Lutero foi salvo de seu sofrimento existencial
pela exegese. A primeira vez que viu um exemplar de toda a Bíblia, ficou espantado
ao perceber que continha um número tão maior de Escritos do que imaginara.5
Sentiu que a via pela primeira vez.6 Tornou-se professor de Escritura
e filosofia na Universidade de Wittenberg, e, durante as aulas que dava sobre os
Salmos e as epístolas de Paulo aos Romanos e aos Gálatas (1513-18), experimentou
um avanço espiritual que lhe permitiu libertar-se de sua prisão ockhamita.7
As aulas sobre os Salmos começaram de maneira
bastante convencional – Lutero expunha o texto versículo por versículo, segundo
cada um dos quatro sentidos, sucessivamente. Mas houve duas mudanças significativas.

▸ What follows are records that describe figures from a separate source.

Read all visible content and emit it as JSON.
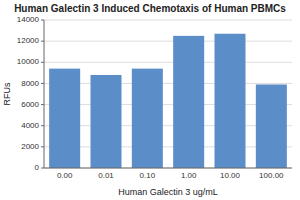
{
  "chart_data": {
    "type": "bar",
    "title": "Human Galectin 3 Induced Chemotaxis of Human PBMCs",
    "xlabel": "Human Galectin 3 ug/mL",
    "ylabel": "RFUs",
    "categories": [
      "0.00",
      "0.01",
      "0.10",
      "1.00",
      "10.00",
      "100.00"
    ],
    "values": [
      9400,
      8800,
      9400,
      12500,
      12700,
      7900
    ],
    "color": "#5b8dc8",
    "ylim": [
      0,
      14000
    ],
    "yticks": [
      0,
      2000,
      4000,
      6000,
      8000,
      10000,
      12000,
      14000
    ],
    "grid": true
  }
}
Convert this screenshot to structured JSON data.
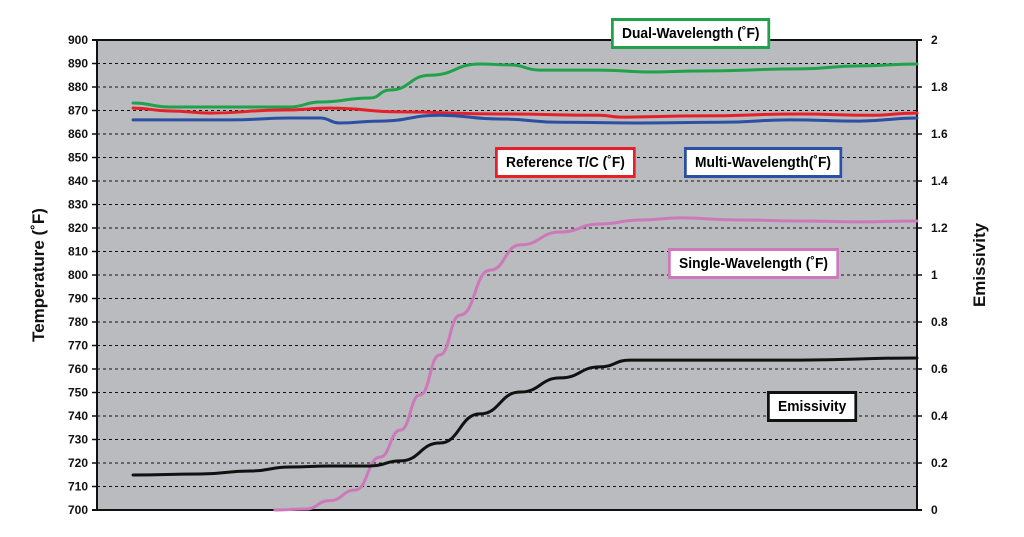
{
  "chart_data": {
    "type": "line",
    "ylabel": "Temperature (˚F)",
    "y2label": "Emissivity",
    "ylim": [
      700,
      900
    ],
    "y2lim": [
      0,
      2
    ],
    "yticks": [
      "700",
      "710",
      "720",
      "730",
      "740",
      "750",
      "760",
      "770",
      "780",
      "790",
      "800",
      "810",
      "820",
      "830",
      "840",
      "850",
      "860",
      "870",
      "880",
      "890",
      "900"
    ],
    "y2ticks": [
      "0",
      "0.2",
      "0.4",
      "0.6",
      "0.8",
      "1",
      "1.2",
      "1.4",
      "1.6",
      "1.8",
      "2"
    ],
    "xlim": [
      0,
      100
    ],
    "grid": "horizontal dashed",
    "background": "#b9bbbe",
    "series": [
      {
        "name": "Dual-Wavelength (˚F)",
        "color": "#1fa24a",
        "axis": "left",
        "x": [
          4.4,
          8.9,
          18.7,
          23.5,
          27.2,
          33.3,
          35.7,
          40.6,
          46.7,
          50.4,
          54,
          61.3,
          67.4,
          73.5,
          85.7,
          93,
          100
        ],
        "y": [
          873.2,
          871.5,
          871.5,
          871.5,
          873.6,
          875.3,
          878.7,
          885,
          889.8,
          889.4,
          887.2,
          887.2,
          886.4,
          886.8,
          887.7,
          889,
          889.8
        ]
      },
      {
        "name": "Reference T/C (˚F)",
        "color": "#e5202a",
        "axis": "left",
        "x": [
          4.4,
          8.9,
          13.8,
          22.6,
          28.4,
          37,
          49.1,
          61.3,
          63.8,
          73.5,
          85.7,
          94.3,
          100
        ],
        "y": [
          871,
          869.8,
          868.9,
          870.2,
          871,
          869.4,
          868.5,
          868,
          867.2,
          867.7,
          868.5,
          868,
          868.9
        ]
      },
      {
        "name": "Multi-Wavelength(˚F)",
        "color": "#2b4fa2",
        "axis": "left",
        "x": [
          4.4,
          16.2,
          23.5,
          27.2,
          29.6,
          34.5,
          41.8,
          49.1,
          56.5,
          66.2,
          76,
          84.5,
          93,
          100
        ],
        "y": [
          866,
          866,
          866.8,
          866.8,
          864.7,
          865.5,
          868,
          866.4,
          865,
          864.7,
          865,
          866,
          865.5,
          866.8
        ]
      },
      {
        "name": "Single-Wavelength (˚F)",
        "color": "#cc78bb",
        "axis": "left",
        "x": [
          21.7,
          25.4,
          28.4,
          31.5,
          34.5,
          37,
          39.4,
          41.8,
          44.3,
          47.9,
          51.6,
          56.5,
          61.3,
          66.2,
          71.1,
          78.4,
          85.7,
          93,
          100
        ],
        "y": [
          700,
          700.4,
          704,
          708.5,
          722.5,
          734,
          749,
          766,
          783,
          802,
          812.8,
          818.3,
          821.7,
          823.4,
          824.3,
          823.4,
          823,
          822.6,
          823
        ]
      },
      {
        "name": "Emissivity",
        "color": "#111111",
        "axis": "right",
        "x": [
          4.4,
          12.6,
          18.7,
          23.5,
          28.4,
          33.3,
          37,
          41.8,
          46.7,
          51.6,
          56.5,
          61.3,
          65,
          73.5,
          85.7,
          100
        ],
        "y": [
          0.149,
          0.153,
          0.166,
          0.183,
          0.187,
          0.187,
          0.209,
          0.285,
          0.409,
          0.502,
          0.562,
          0.609,
          0.638,
          0.638,
          0.638,
          0.647
        ]
      }
    ]
  }
}
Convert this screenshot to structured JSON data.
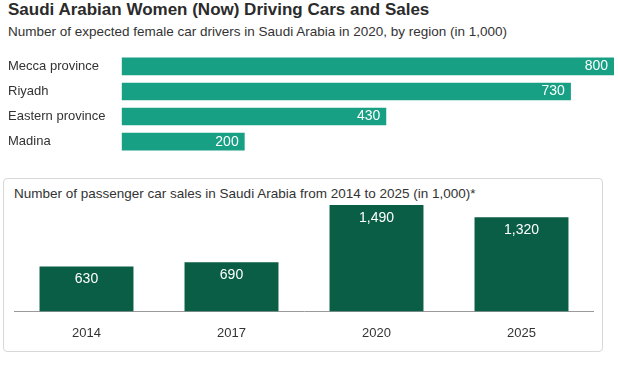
{
  "header": {
    "title": "Saudi Arabian Women (Now) Driving Cars and Sales"
  },
  "chart_data": [
    {
      "type": "bar",
      "title": "Number of expected female car drivers in Saudi Arabia in 2020, by region (in 1,000)",
      "orientation": "horizontal",
      "categories": [
        "Mecca province",
        "Riyadh",
        "Eastern province",
        "Madina"
      ],
      "values": [
        800,
        730,
        430,
        200
      ],
      "color": "#17a084",
      "xlim": [
        0,
        800
      ],
      "data_labels": true,
      "tick_labels": "y",
      "grid": false
    },
    {
      "type": "bar",
      "title": "Number of passenger car sales in Saudi Arabia from 2014 to 2025 (in 1,000)*",
      "categories": [
        "2014",
        "2017",
        "2020",
        "2025"
      ],
      "values": [
        630,
        690,
        1490,
        1320
      ],
      "value_labels": [
        "630",
        "690",
        "1,490",
        "1,320"
      ],
      "color": "#0b5e46",
      "ylim": [
        0,
        1490
      ],
      "data_labels": true,
      "tick_labels": "x",
      "grid": false
    }
  ]
}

Primeiro, Lutero pediu ao responsável pela gráfica da universidade, Johannes Gutenberg,
que produzisse um Saltério especialmente para ele, com ampla margem e vastos espaços
para suas anotações. Tinha, por assim dizer, limpado a página sagrada, apagando
a glosa tradicional para começar de novo. Segundo, ele introduziu uma definição
inteiramente nova do sentido literal. Por “literal” ele não entendia a intenção
original do autor; entendia “cristológico”. “Em toda a Escritura”, afirmou ele,
“não há nada além de Cristo, seja em palavras simples ou palavras veladas.”8“Tira
Cristo das Escrituras”, ele perguntou numa outra ocasião, “e que mais encontrarás
lá?”9
A resposta rápida para essa pergunta é que encontraríamos
muita coisa. À medida que foi ficando mais familiarizado com a Bíblia, Lutero percebeu
que grande parte dela tinha muito pouco a ver com Cristo. Mesmo no Novo Testamento,
havia livros mais centrados em Cristo que outros. Isso o compeliu, ao longo dos
anos, a inventar uma nova hermenêutica. A solução de Lutero foi criar um “cânone
dentro do cânone”. Homem de seu tempo, se sentia especialmente atraído por Paulo,
achando aquelas cartas que descreviam a experiência cristã do Cristo ressuscitado
muito mais valiosas que os evangelhos sinóticos que eram apenas sobre Cristo. Pela
mesma razão, privilegiava o evangelho de João e a Primeira Epístola de Pedro, mas
relegava a segundo plano os Hebreus, as epístolas de Tiago e Judas e o Apocalipse.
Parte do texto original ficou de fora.